After a jury convicted him guilty of sexually assaulting and defaming author E. Jean Carroll, the former president of the United States reportedly asked for a second trial, which a federal court denied on Wednesday.
The jury’s decision was neither fundamentally incorrect or a severe miscarriage of justice, according to U.S. District Judge Lewis Kaplan, a Clinton appointment.
He rejected Trump’s claims that the $5 million in damages he was forced to pay was excessive and other claims.
The nine-member jury decided in May that Trump was guilty of violating Carroll, a longstanding advice columnist, in the middle of the 1990s at a department shop in New York City.
The jury also determined that he was accountable for subsequently defaming Carroll in a denial of her story in an October 2022 statement.
Later on Wednesday, the former president appealed the judge’s decision despite having rejected Carroll’s allegations. Trump also challenges the jury’s initial decision.

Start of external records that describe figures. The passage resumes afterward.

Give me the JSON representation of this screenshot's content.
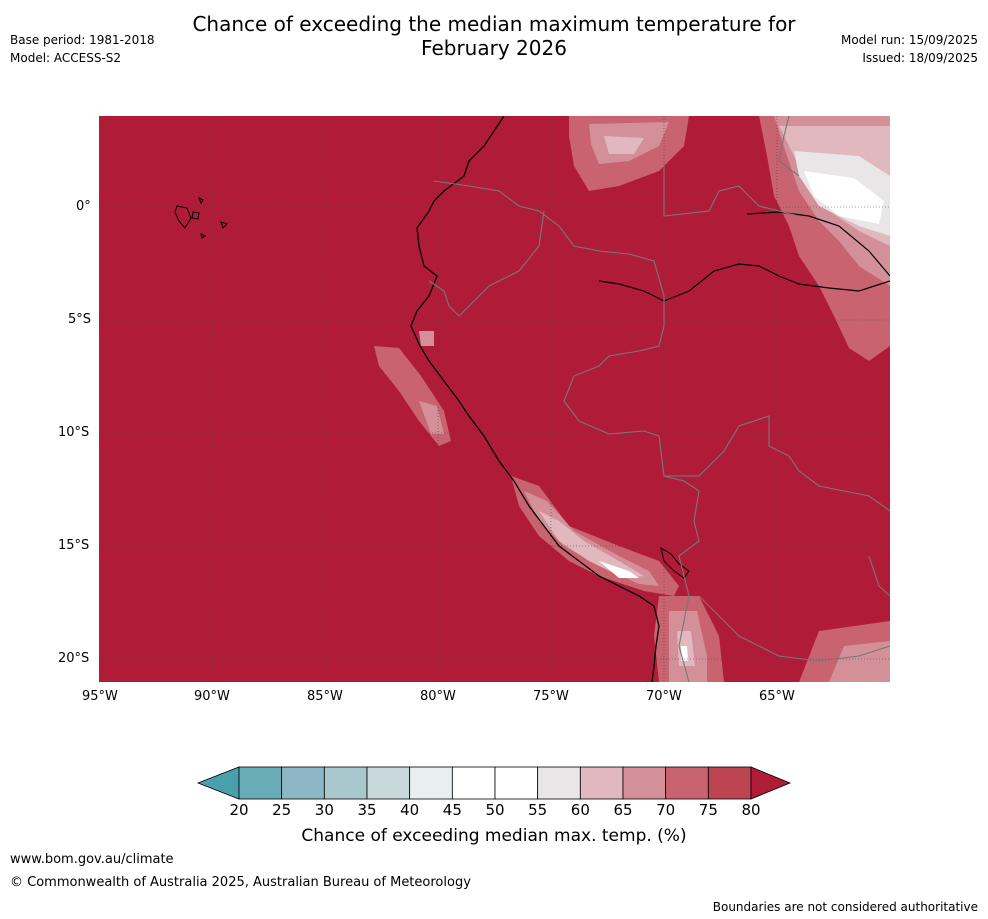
{
  "header": {
    "title_line1": "Chance of exceeding the median maximum temperature for",
    "title_line2": "February 2026",
    "base_period": "Base period: 1981-2018",
    "model": "Model: ACCESS-S2",
    "model_run": "Model run: 15/09/2025",
    "issued": "Issued: 18/09/2025"
  },
  "map": {
    "lat_ticks": [
      "0°",
      "5°S",
      "10°S",
      "15°S",
      "20°S"
    ],
    "lon_ticks": [
      "95°W",
      "90°W",
      "85°W",
      "80°W",
      "75°W",
      "70°W",
      "65°W"
    ],
    "dominant_category": "above 80",
    "background_color": "#b01c38"
  },
  "colorbar": {
    "title": "Chance of exceeding median max. temp. (%)",
    "labels": [
      "20",
      "25",
      "30",
      "35",
      "40",
      "45",
      "50",
      "55",
      "60",
      "65",
      "70",
      "75",
      "80"
    ],
    "colors": [
      "#6aabb8",
      "#8bb8c4",
      "#a9c8ce",
      "#c8d9dc",
      "#e9eef0",
      "#ffffff",
      "#ffffff",
      "#e8e6e7",
      "#e0b8bd",
      "#d39099",
      "#c8636f",
      "#bd4552"
    ],
    "low_extend_color": "#4a9fad",
    "high_extend_color": "#b01c38"
  },
  "footer": {
    "url": "www.bom.gov.au/climate",
    "copyright": "© Commonwealth of Australia 2025, Australian Bureau of Meteorology",
    "disclaimer": "Boundaries are not considered authoritative"
  }
}
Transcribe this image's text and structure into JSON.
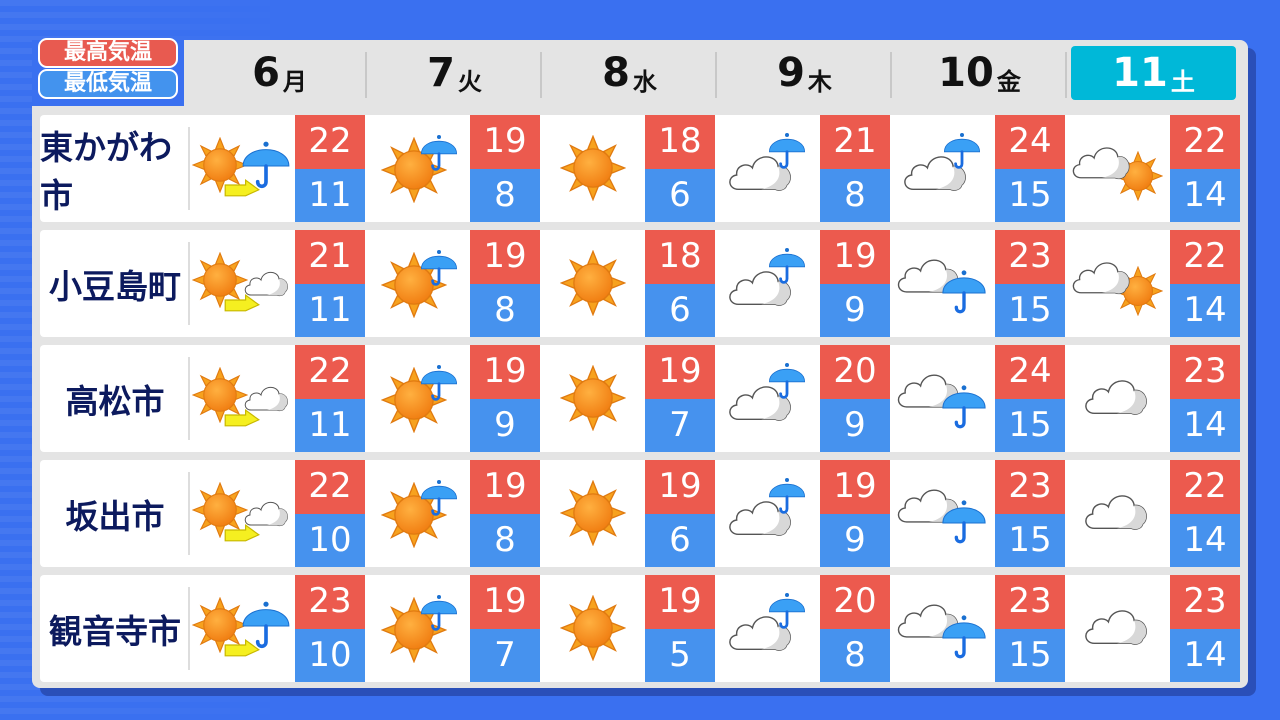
{
  "legend": {
    "high": "最高気温",
    "low": "最低気温"
  },
  "colors": {
    "high": "#ec5a4e",
    "low": "#4692ee",
    "today": "#00b8d8",
    "background": "#3a70f0"
  },
  "days": [
    {
      "date": "6",
      "weekday": "月",
      "today": false
    },
    {
      "date": "7",
      "weekday": "火",
      "today": false
    },
    {
      "date": "8",
      "weekday": "水",
      "today": false
    },
    {
      "date": "9",
      "weekday": "木",
      "today": false
    },
    {
      "date": "10",
      "weekday": "金",
      "today": false
    },
    {
      "date": "11",
      "weekday": "土",
      "today": true
    }
  ],
  "rows": [
    {
      "city": "東かがわ市",
      "forecast": [
        {
          "weather": "sun-then-rain",
          "high": "22",
          "low": "11"
        },
        {
          "weather": "sun-chance-rain",
          "high": "19",
          "low": "8"
        },
        {
          "weather": "sun",
          "high": "18",
          "low": "6"
        },
        {
          "weather": "cloud-chance-rain",
          "high": "21",
          "low": "8"
        },
        {
          "weather": "cloud-chance-rain",
          "high": "24",
          "low": "15"
        },
        {
          "weather": "cloud-chance-sun",
          "high": "22",
          "low": "14"
        }
      ]
    },
    {
      "city": "小豆島町",
      "forecast": [
        {
          "weather": "sun-then-cloud",
          "high": "21",
          "low": "11"
        },
        {
          "weather": "sun-chance-rain",
          "high": "19",
          "low": "8"
        },
        {
          "weather": "sun",
          "high": "18",
          "low": "6"
        },
        {
          "weather": "cloud-chance-rain",
          "high": "19",
          "low": "9"
        },
        {
          "weather": "cloud-and-rain",
          "high": "23",
          "low": "15"
        },
        {
          "weather": "cloud-chance-sun",
          "high": "22",
          "low": "14"
        }
      ]
    },
    {
      "city": "高松市",
      "forecast": [
        {
          "weather": "sun-then-cloud",
          "high": "22",
          "low": "11"
        },
        {
          "weather": "sun-chance-rain",
          "high": "19",
          "low": "9"
        },
        {
          "weather": "sun",
          "high": "19",
          "low": "7"
        },
        {
          "weather": "cloud-chance-rain",
          "high": "20",
          "low": "9"
        },
        {
          "weather": "cloud-and-rain",
          "high": "24",
          "low": "15"
        },
        {
          "weather": "cloud",
          "high": "23",
          "low": "14"
        }
      ]
    },
    {
      "city": "坂出市",
      "forecast": [
        {
          "weather": "sun-then-cloud",
          "high": "22",
          "low": "10"
        },
        {
          "weather": "sun-chance-rain",
          "high": "19",
          "low": "8"
        },
        {
          "weather": "sun",
          "high": "19",
          "low": "6"
        },
        {
          "weather": "cloud-chance-rain",
          "high": "19",
          "low": "9"
        },
        {
          "weather": "cloud-and-rain",
          "high": "23",
          "low": "15"
        },
        {
          "weather": "cloud",
          "high": "22",
          "low": "14"
        }
      ]
    },
    {
      "city": "観音寺市",
      "forecast": [
        {
          "weather": "sun-then-rain",
          "high": "23",
          "low": "10"
        },
        {
          "weather": "sun-chance-rain",
          "high": "19",
          "low": "7"
        },
        {
          "weather": "sun",
          "high": "19",
          "low": "5"
        },
        {
          "weather": "cloud-chance-rain",
          "high": "20",
          "low": "8"
        },
        {
          "weather": "cloud-and-rain",
          "high": "23",
          "low": "15"
        },
        {
          "weather": "cloud",
          "high": "23",
          "low": "14"
        }
      ]
    }
  ]
}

In a separate case against him that will go to trial in January, Carroll accuses him of defaming the author when she first came up with her account of him as president.
Trump requested a new trial, pointing out that although rape and sexual abuse are both types of sexual violence under New York law, they are defined differently.
The jury convicted Trump guilty of sexual abuse. Carroll has long referred to the episode as a rape, even after the jury’s decision.